Dieci anni da quell’egoista 2014: quando i nonni, a tre mesi precisi, decisero di vivere in un’altra dimensione, che non conosce spazio né tempo.
Dieci anni senza quel braccio forte del nonno, che, in infanzia, la reggeva e, in adolescenza, la motivava, senza il suo sorriso e la battuta sempre pronta, che la distoglieva da ogni ansia. Quando ancora non sapeva cosa realmente fosse.
Non crede, Elisa, sia trascorso molto tempo, anche se lo è: sembra ieri che la faceva sentire la sua principessa. Nemmeno una fotografia può riportarli vicino a lei, consapevole che loro le siano accanto. I loro giri in bicicletta, per le campagne del paese. I mille giochi di avventura, come l’amico coetaneo, che non ha mai avuto. Il suo primo “maestro”, con il quale Ely imparava a scrivere e a contare. Illato più coinvolgente era il Raccontare.
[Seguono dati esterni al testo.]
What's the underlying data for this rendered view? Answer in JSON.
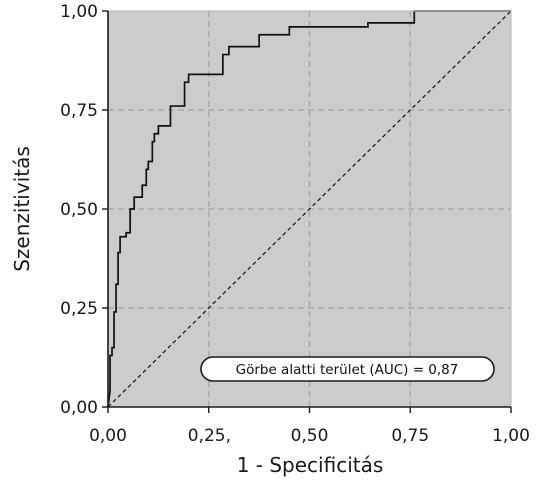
{
  "chart_data": {
    "type": "area",
    "xlabel": "1 - Specificitás",
    "ylabel": "Szenzitivitás",
    "xlim": [
      0,
      1
    ],
    "ylim": [
      0,
      1
    ],
    "grid": true,
    "x_ticks": [
      0,
      0.25,
      0.5,
      0.75,
      1
    ],
    "x_tick_labels": [
      "0,00",
      "0,25,",
      "0,50",
      "0,75",
      "1,00"
    ],
    "y_ticks": [
      0,
      0.25,
      0.5,
      0.75,
      1
    ],
    "y_tick_labels": [
      "0,00",
      "0,25",
      "0,50",
      "0,75",
      "1,00"
    ],
    "annotation": "Görbe alatti terület (AUC) = 0,87",
    "colors": {
      "fill": "#cccccc",
      "curve": "#111111",
      "grid": "#a9a9a9"
    },
    "series": [
      {
        "style": "step-line",
        "points": [
          [
            0,
            0
          ],
          [
            0.005,
            0.04
          ],
          [
            0.005,
            0.13
          ],
          [
            0.01,
            0.13
          ],
          [
            0.01,
            0.15
          ],
          [
            0.015,
            0.15
          ],
          [
            0.015,
            0.24
          ],
          [
            0.02,
            0.24
          ],
          [
            0.02,
            0.31
          ],
          [
            0.025,
            0.31
          ],
          [
            0.025,
            0.39
          ],
          [
            0.03,
            0.39
          ],
          [
            0.03,
            0.43
          ],
          [
            0.045,
            0.43
          ],
          [
            0.045,
            0.44
          ],
          [
            0.055,
            0.44
          ],
          [
            0.055,
            0.5
          ],
          [
            0.065,
            0.5
          ],
          [
            0.065,
            0.53
          ],
          [
            0.085,
            0.53
          ],
          [
            0.085,
            0.56
          ],
          [
            0.095,
            0.56
          ],
          [
            0.095,
            0.6
          ],
          [
            0.1,
            0.6
          ],
          [
            0.1,
            0.62
          ],
          [
            0.11,
            0.62
          ],
          [
            0.11,
            0.67
          ],
          [
            0.115,
            0.67
          ],
          [
            0.115,
            0.69
          ],
          [
            0.125,
            0.69
          ],
          [
            0.125,
            0.71
          ],
          [
            0.155,
            0.71
          ],
          [
            0.155,
            0.76
          ],
          [
            0.19,
            0.76
          ],
          [
            0.19,
            0.82
          ],
          [
            0.2,
            0.82
          ],
          [
            0.2,
            0.84
          ],
          [
            0.285,
            0.84
          ],
          [
            0.285,
            0.89
          ],
          [
            0.3,
            0.89
          ],
          [
            0.3,
            0.91
          ],
          [
            0.375,
            0.91
          ],
          [
            0.375,
            0.94
          ],
          [
            0.45,
            0.94
          ],
          [
            0.45,
            0.96
          ],
          [
            0.645,
            0.96
          ],
          [
            0.645,
            0.97
          ],
          [
            0.76,
            0.97
          ],
          [
            0.76,
            1.0
          ],
          [
            1.0,
            1.0
          ]
        ]
      },
      {
        "style": "dashed-line",
        "points": [
          [
            0,
            0
          ],
          [
            1,
            1
          ]
        ]
      }
    ]
  }
}
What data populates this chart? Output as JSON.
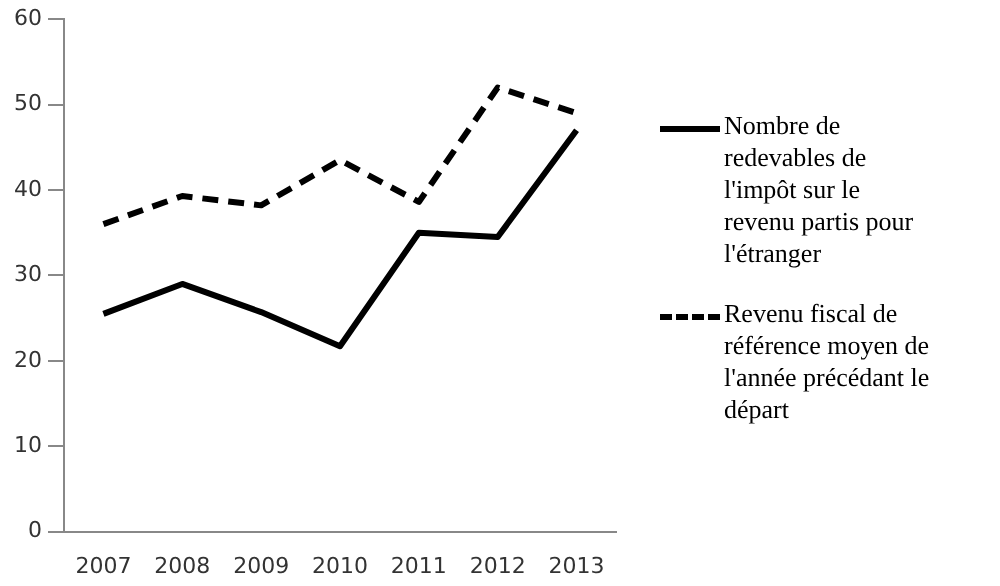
{
  "chart_data": {
    "type": "line",
    "categories": [
      "2007",
      "2008",
      "2009",
      "2010",
      "2011",
      "2012",
      "2013"
    ],
    "series": [
      {
        "name": "Nombre de redevables de l'impôt sur le revenu partis pour l'étranger",
        "color": "#000000",
        "line_style": "solid",
        "values": [
          25.5,
          29,
          25.7,
          21.7,
          35,
          34.5,
          47
        ]
      },
      {
        "name": "Revenu fiscal de référence moyen de l'année précédant le départ",
        "color": "#000000",
        "line_style": "dashed",
        "values": [
          36,
          39.3,
          38.2,
          43.5,
          38.6,
          52,
          49
        ]
      }
    ],
    "ylim": [
      0,
      60
    ],
    "yticks": [
      0,
      10,
      20,
      30,
      40,
      50,
      60
    ],
    "grid": false,
    "legend": "right",
    "marker": "none"
  }
}
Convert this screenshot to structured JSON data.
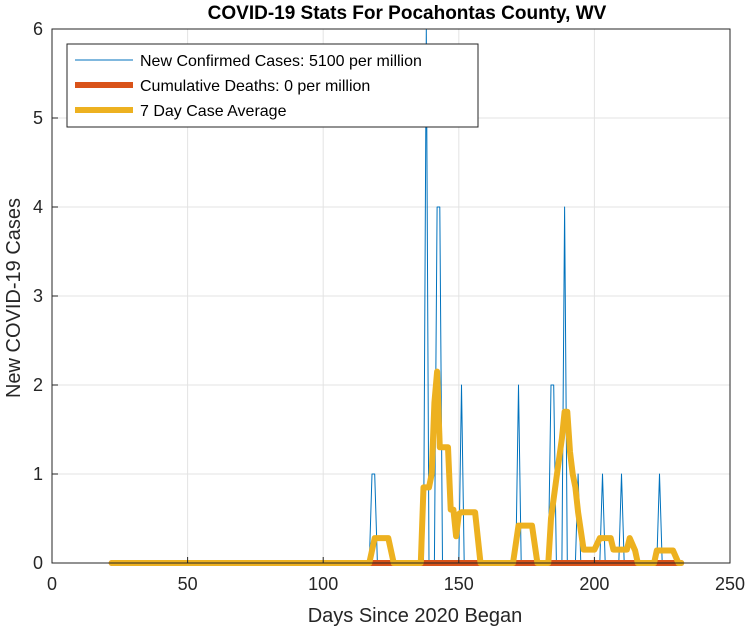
{
  "chart_data": {
    "type": "line",
    "title": "COVID-19 Stats For Pocahontas County, WV",
    "xlabel": "Days Since 2020 Began",
    "ylabel": "New COVID-19 Cases",
    "xlim": [
      0,
      250
    ],
    "ylim": [
      0,
      6
    ],
    "xticks": [
      0,
      50,
      100,
      150,
      200,
      250
    ],
    "yticks": [
      0,
      1,
      2,
      3,
      4,
      5,
      6
    ],
    "grid": true,
    "legend_position": "top-left",
    "series": [
      {
        "name": "New Confirmed Cases: 5100 per million",
        "color": "#0072BD",
        "style": "thin",
        "points": [
          [
            22,
            0
          ],
          [
            117,
            0
          ],
          [
            118,
            1
          ],
          [
            119,
            1
          ],
          [
            120,
            0
          ],
          [
            137,
            0
          ],
          [
            138,
            6
          ],
          [
            139,
            0
          ],
          [
            141,
            0
          ],
          [
            142,
            4
          ],
          [
            143,
            4
          ],
          [
            144,
            0
          ],
          [
            150,
            0
          ],
          [
            151,
            2
          ],
          [
            152,
            0
          ],
          [
            171,
            0
          ],
          [
            172,
            2
          ],
          [
            173,
            0
          ],
          [
            183,
            0
          ],
          [
            184,
            2
          ],
          [
            185,
            2
          ],
          [
            186,
            0
          ],
          [
            188,
            0
          ],
          [
            189,
            4
          ],
          [
            190,
            0
          ],
          [
            193,
            0
          ],
          [
            194,
            1
          ],
          [
            195,
            0
          ],
          [
            202,
            0
          ],
          [
            203,
            1
          ],
          [
            204,
            0
          ],
          [
            209,
            0
          ],
          [
            210,
            1
          ],
          [
            211,
            0
          ],
          [
            223,
            0
          ],
          [
            224,
            1
          ],
          [
            225,
            0
          ],
          [
            232,
            0
          ]
        ]
      },
      {
        "name": "Cumulative Deaths: 0 per million",
        "color": "#D95319",
        "style": "thick",
        "points": [
          [
            22,
            0
          ],
          [
            232,
            0
          ]
        ]
      },
      {
        "name": "7 Day Case Average",
        "color": "#EDB120",
        "style": "thick",
        "points": [
          [
            22,
            0
          ],
          [
            117,
            0
          ],
          [
            119,
            0.28
          ],
          [
            124,
            0.28
          ],
          [
            126,
            0
          ],
          [
            136,
            0
          ],
          [
            137,
            0.85
          ],
          [
            139,
            0.85
          ],
          [
            140,
            1.0
          ],
          [
            141,
            1.8
          ],
          [
            142,
            2.15
          ],
          [
            143,
            1.3
          ],
          [
            146,
            1.3
          ],
          [
            147,
            0.6
          ],
          [
            148,
            0.6
          ],
          [
            149,
            0.3
          ],
          [
            150,
            0.55
          ],
          [
            151,
            0.57
          ],
          [
            156,
            0.57
          ],
          [
            158,
            0
          ],
          [
            170,
            0
          ],
          [
            172,
            0.42
          ],
          [
            177,
            0.42
          ],
          [
            179,
            0
          ],
          [
            183,
            0
          ],
          [
            184,
            0.5
          ],
          [
            186,
            0.95
          ],
          [
            188,
            1.4
          ],
          [
            189,
            1.7
          ],
          [
            190,
            1.7
          ],
          [
            191,
            1.25
          ],
          [
            192,
            1.0
          ],
          [
            193,
            0.85
          ],
          [
            194,
            0.57
          ],
          [
            196,
            0.15
          ],
          [
            200,
            0.15
          ],
          [
            202,
            0.28
          ],
          [
            206,
            0.28
          ],
          [
            207,
            0.15
          ],
          [
            212,
            0.15
          ],
          [
            213,
            0.28
          ],
          [
            215,
            0.14
          ],
          [
            216,
            0
          ],
          [
            222,
            0
          ],
          [
            223,
            0.14
          ],
          [
            229,
            0.14
          ],
          [
            231,
            0
          ],
          [
            232,
            0
          ]
        ]
      }
    ]
  }
}
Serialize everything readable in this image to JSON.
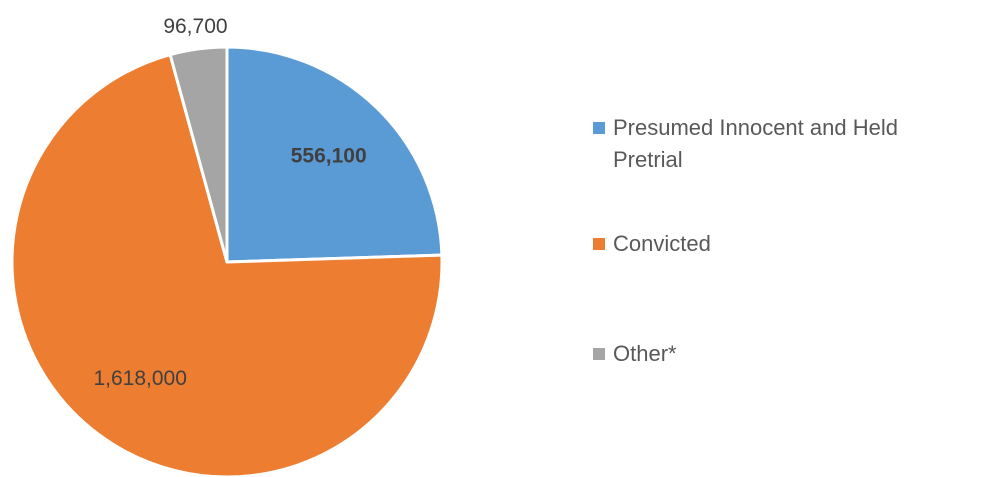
{
  "chart_data": {
    "type": "pie",
    "categories": [
      "Presumed Innocent and Held Pretrial",
      "Convicted",
      "Other*"
    ],
    "values": [
      556100,
      1618000,
      96700
    ],
    "value_labels": [
      "556,100",
      "1,618,000",
      "96,700"
    ],
    "colors": [
      "#5b9bd5",
      "#ed7d31",
      "#a5a5a5"
    ],
    "legend": "right"
  }
}
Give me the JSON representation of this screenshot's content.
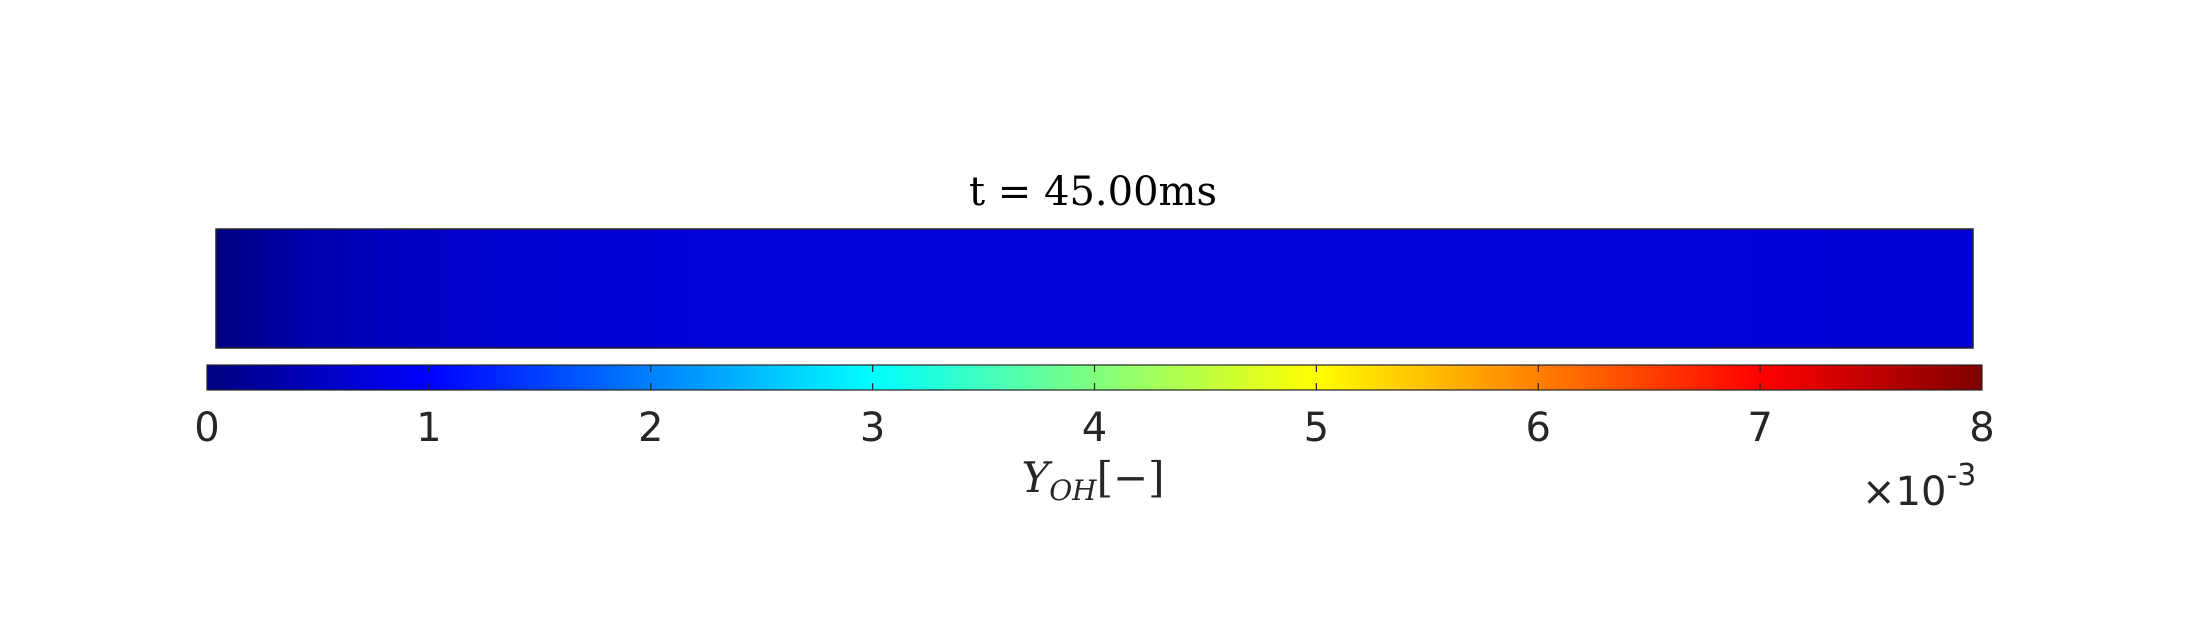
{
  "chart_data": {
    "type": "heatmap",
    "title": "t = 45.00ms",
    "colorbar": {
      "label_main": "Y",
      "label_sub": "OH",
      "label_unit": "[−]",
      "range": [
        0,
        8
      ],
      "ticks": [
        "0",
        "1",
        "2",
        "3",
        "4",
        "5",
        "6",
        "7",
        "8"
      ],
      "tick_values": [
        0,
        1,
        2,
        3,
        4,
        5,
        6,
        7,
        8
      ],
      "multiplier_base": "×10",
      "multiplier_exp": "-3",
      "colormap": "jet",
      "orientation": "horizontal",
      "location": "bottom"
    },
    "field": {
      "x_samples": [
        0,
        0.05,
        0.1,
        0.15,
        0.2,
        0.3,
        0.4,
        0.5,
        0.6,
        0.7,
        0.8,
        0.9,
        0.95,
        1.0
      ],
      "values": [
        0.0,
        0.35,
        0.5,
        0.6,
        0.65,
        0.7,
        0.7,
        0.7,
        0.7,
        0.7,
        0.7,
        0.68,
        0.66,
        0.65
      ]
    }
  }
}
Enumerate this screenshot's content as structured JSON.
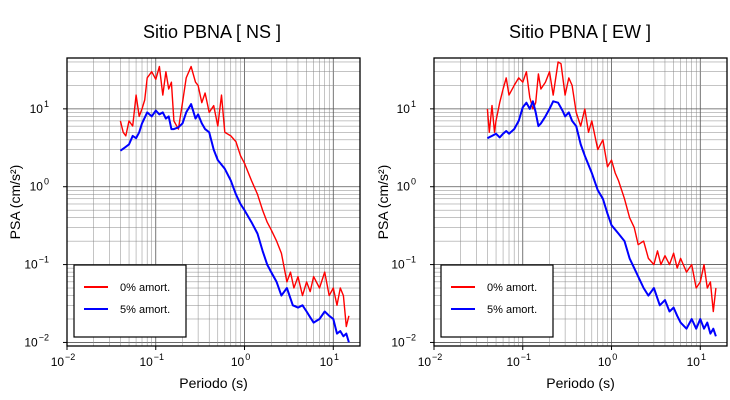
{
  "chart_data": [
    {
      "type": "line",
      "title": "Sitio PBNA [ NS ]",
      "xlabel": "Periodo (s)",
      "ylabel": "PSA (cm/s²)",
      "xscale": "log",
      "yscale": "log",
      "xlim": [
        0.01,
        20
      ],
      "ylim": [
        0.009,
        45
      ],
      "x_ticks": [
        {
          "label": "10",
          "exp": "−2"
        },
        {
          "label": "10",
          "exp": "−1"
        },
        {
          "label": "10",
          "exp": "0"
        },
        {
          "label": "10",
          "exp": "1"
        }
      ],
      "y_ticks": [
        {
          "label": "10",
          "exp": "−2"
        },
        {
          "label": "10",
          "exp": "−1"
        },
        {
          "label": "10",
          "exp": "0"
        },
        {
          "label": "10",
          "exp": "1"
        }
      ],
      "grid": true,
      "legend_position": "bottom-left",
      "series": [
        {
          "name": "0% amort.",
          "color": "#ff0000",
          "x": [
            0.04,
            0.043,
            0.046,
            0.05,
            0.055,
            0.06,
            0.065,
            0.07,
            0.075,
            0.08,
            0.09,
            0.1,
            0.11,
            0.12,
            0.13,
            0.14,
            0.15,
            0.16,
            0.18,
            0.2,
            0.22,
            0.25,
            0.28,
            0.3,
            0.33,
            0.36,
            0.4,
            0.45,
            0.5,
            0.55,
            0.6,
            0.7,
            0.8,
            0.9,
            1.0,
            1.2,
            1.4,
            1.6,
            1.8,
            2.0,
            2.3,
            2.6,
            3.0,
            3.3,
            3.6,
            4.0,
            4.5,
            5.0,
            5.5,
            6.0,
            7.0,
            8.0,
            9.0,
            10.0,
            11.0,
            12.0,
            13.0,
            14.0,
            15.0
          ],
          "y": [
            7,
            5,
            4.5,
            7,
            6,
            15,
            8,
            10,
            13,
            25,
            30,
            24,
            35,
            15,
            30,
            18,
            22,
            7,
            5.5,
            12,
            25,
            35,
            22,
            20,
            12,
            16,
            9,
            11,
            6,
            15,
            5,
            4.5,
            3.8,
            2.5,
            2.0,
            1.2,
            0.8,
            0.5,
            0.35,
            0.28,
            0.2,
            0.14,
            0.06,
            0.08,
            0.05,
            0.07,
            0.04,
            0.06,
            0.045,
            0.07,
            0.05,
            0.08,
            0.04,
            0.05,
            0.03,
            0.05,
            0.04,
            0.016,
            0.022
          ]
        },
        {
          "name": "5% amort.",
          "color": "#0000ff",
          "x": [
            0.04,
            0.045,
            0.05,
            0.055,
            0.06,
            0.065,
            0.07,
            0.08,
            0.09,
            0.1,
            0.11,
            0.12,
            0.13,
            0.14,
            0.15,
            0.16,
            0.18,
            0.2,
            0.22,
            0.25,
            0.28,
            0.3,
            0.33,
            0.36,
            0.4,
            0.45,
            0.5,
            0.6,
            0.7,
            0.8,
            0.9,
            1.0,
            1.2,
            1.4,
            1.6,
            1.8,
            2.0,
            2.3,
            2.6,
            3.0,
            3.5,
            4.0,
            4.5,
            5.0,
            5.5,
            6.0,
            7.0,
            8.0,
            9.0,
            10.0,
            11.0,
            12.0,
            13.0,
            14.0,
            15.0
          ],
          "y": [
            2.9,
            3.2,
            3.5,
            4.5,
            4.2,
            5,
            6.5,
            9,
            8,
            9.5,
            8.5,
            9,
            7.5,
            8,
            5.5,
            5.5,
            5.8,
            6.5,
            9,
            11.5,
            7.5,
            8.5,
            6.5,
            5.5,
            5,
            3,
            2.2,
            1.7,
            1.2,
            0.8,
            0.6,
            0.5,
            0.35,
            0.25,
            0.15,
            0.1,
            0.08,
            0.06,
            0.04,
            0.05,
            0.03,
            0.028,
            0.03,
            0.025,
            0.021,
            0.018,
            0.02,
            0.025,
            0.022,
            0.02,
            0.013,
            0.014,
            0.012,
            0.013,
            0.01
          ]
        }
      ]
    },
    {
      "type": "line",
      "title": "Sitio PBNA [ EW ]",
      "xlabel": "Periodo (s)",
      "ylabel": "PSA (cm/s²)",
      "xscale": "log",
      "yscale": "log",
      "xlim": [
        0.01,
        20
      ],
      "ylim": [
        0.009,
        45
      ],
      "x_ticks": [
        {
          "label": "10",
          "exp": "−2"
        },
        {
          "label": "10",
          "exp": "−1"
        },
        {
          "label": "10",
          "exp": "0"
        },
        {
          "label": "10",
          "exp": "1"
        }
      ],
      "y_ticks": [
        {
          "label": "10",
          "exp": "−2"
        },
        {
          "label": "10",
          "exp": "−1"
        },
        {
          "label": "10",
          "exp": "0"
        },
        {
          "label": "10",
          "exp": "1"
        }
      ],
      "grid": true,
      "legend_position": "bottom-left",
      "series": [
        {
          "name": "0% amort.",
          "color": "#ff0000",
          "x": [
            0.04,
            0.042,
            0.045,
            0.048,
            0.05,
            0.055,
            0.06,
            0.065,
            0.07,
            0.08,
            0.09,
            0.1,
            0.11,
            0.12,
            0.13,
            0.14,
            0.15,
            0.16,
            0.18,
            0.2,
            0.22,
            0.25,
            0.27,
            0.3,
            0.33,
            0.36,
            0.4,
            0.45,
            0.5,
            0.55,
            0.6,
            0.7,
            0.8,
            0.9,
            1.0,
            1.1,
            1.2,
            1.4,
            1.6,
            1.8,
            2.0,
            2.3,
            2.6,
            3.0,
            3.3,
            3.6,
            4.0,
            4.5,
            5.0,
            5.5,
            6.0,
            7.0,
            8.0,
            9.0,
            10.0,
            11.0,
            12.0,
            13.0,
            14.0,
            15.0
          ],
          "y": [
            10,
            5,
            11,
            5,
            7,
            12,
            18,
            25,
            15,
            20,
            25,
            22,
            30,
            14,
            10,
            12,
            28,
            18,
            22,
            30,
            15,
            40,
            38,
            15,
            25,
            20,
            9,
            6,
            10,
            5,
            7,
            3,
            4,
            1.8,
            2.2,
            1.5,
            1.2,
            0.7,
            0.4,
            0.3,
            0.18,
            0.2,
            0.12,
            0.1,
            0.15,
            0.1,
            0.13,
            0.1,
            0.14,
            0.09,
            0.12,
            0.08,
            0.1,
            0.05,
            0.06,
            0.1,
            0.05,
            0.06,
            0.025,
            0.05
          ]
        },
        {
          "name": "5% amort.",
          "color": "#0000ff",
          "x": [
            0.04,
            0.045,
            0.05,
            0.055,
            0.06,
            0.065,
            0.07,
            0.08,
            0.09,
            0.1,
            0.11,
            0.12,
            0.13,
            0.14,
            0.15,
            0.16,
            0.18,
            0.2,
            0.22,
            0.25,
            0.28,
            0.3,
            0.33,
            0.36,
            0.4,
            0.45,
            0.5,
            0.6,
            0.7,
            0.8,
            0.9,
            1.0,
            1.2,
            1.4,
            1.6,
            1.8,
            2.0,
            2.3,
            2.6,
            3.0,
            3.5,
            4.0,
            4.5,
            5.0,
            5.5,
            6.0,
            7.0,
            8.0,
            9.0,
            10.0,
            11.0,
            12.0,
            13.0,
            14.0,
            15.0
          ],
          "y": [
            4.2,
            4.5,
            4.8,
            4.3,
            4.8,
            5.2,
            4.8,
            5.5,
            7,
            10.5,
            12,
            10,
            12.5,
            9,
            6,
            6.5,
            8,
            10,
            12.5,
            12,
            9.5,
            8,
            9,
            7,
            6,
            3.5,
            2.5,
            1.5,
            0.9,
            0.7,
            0.45,
            0.32,
            0.25,
            0.2,
            0.12,
            0.09,
            0.07,
            0.05,
            0.04,
            0.05,
            0.03,
            0.035,
            0.025,
            0.028,
            0.022,
            0.018,
            0.015,
            0.02,
            0.015,
            0.02,
            0.015,
            0.018,
            0.013,
            0.015,
            0.012
          ]
        }
      ]
    }
  ]
}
Quel 24 aprile 2013, qualcuno mancava all’appello: il sogno era un alloro davanti ai loro occhi. Quel giorno, ricco di emozioni, Elisa avrebbe voluto i nonni in prima fila, invece, ringrazia che, anche con una dose di entusiasmo ben differente, abbia potuto raccontare loro quel giorno tanto atteso. Li avrebbe allontanati, per qualche minuto, dai pensieri che incombevano su una salute che stava allontanandoli.
La soffitta dei ricordi, al primo piano della loro abitazione, era, agli occhi di Eli, uno scrigno di universi, legati da ogni fase della sua crescita.
Rivede i nonni che, alla sua richiesta di salire in mansarda, da quelle scale strette, si preoccupavano per la sua incolumità e lei un po’ ci rimaneva male: lì sopra, esisteva un mondo, che è stato suo e, scale o no, ne sentiva la necessità di visitarlo. Iniziava il rito: il nonno saliva con lei e, dopo nemmeno cinque minuti, la voce della nonna che si assicurasse stessero bene: anche a 25 anni, quei gradini avrebbero potuto essere pericolosi. Ora, persino, i muri parlano di loro e, quando si avvicina a quella porta, le viene ancora da bussare.
In quel dannato periodo, la famiglia, che stava già attraversando altri problemi, le stette molto vicino e, dopo pochi mesi, i danni divennero fisici. Iniziò un difficile percorso di accettazione per la protagonista: un continuo giustificarsi per quella maschera corporea che indossa, senza ancora rendersene conto. Un metabolismo che correva, prodotto dalla rabbia, in parte repressa, di parole insensate. Dopo la fine di un’estate, che aveva tutt’altro il sapore della spensieratezza, lo stato di angoscia si ridusse, poiché una persona speciale decise di aiutarla, in un modo che Elisa non glielo avrebbe permesso, da qualche chilometro più su dove il sole splende sempre in alto, è portatore di buone novelle e le malattie scompaiono.
Elisa alza la testa: scorge alcuni giochi di luce, che si mascherano dietro le nuvole.
Si sente persa e auspica l’attenzione di coloro che adora sin da quando era una bambina: quanto dolore le ha provocato il distacco con loro da questa vita terrena, confusa quanto interessante.
Il concetto di amicizia è da rivedere completamente. Si nasconde sotto le coperte, ripensando a quanta ilarità, lei facesse sorgere in chiunque incontrasse. Era piccola e il nonno la sollevava, sussurrandole: “A té al mé mond”, nel dialetto locale. Quanti racconti per la piccola Elisa, che, nel frattempo, cresceva e vedeva in lui il marito ideale.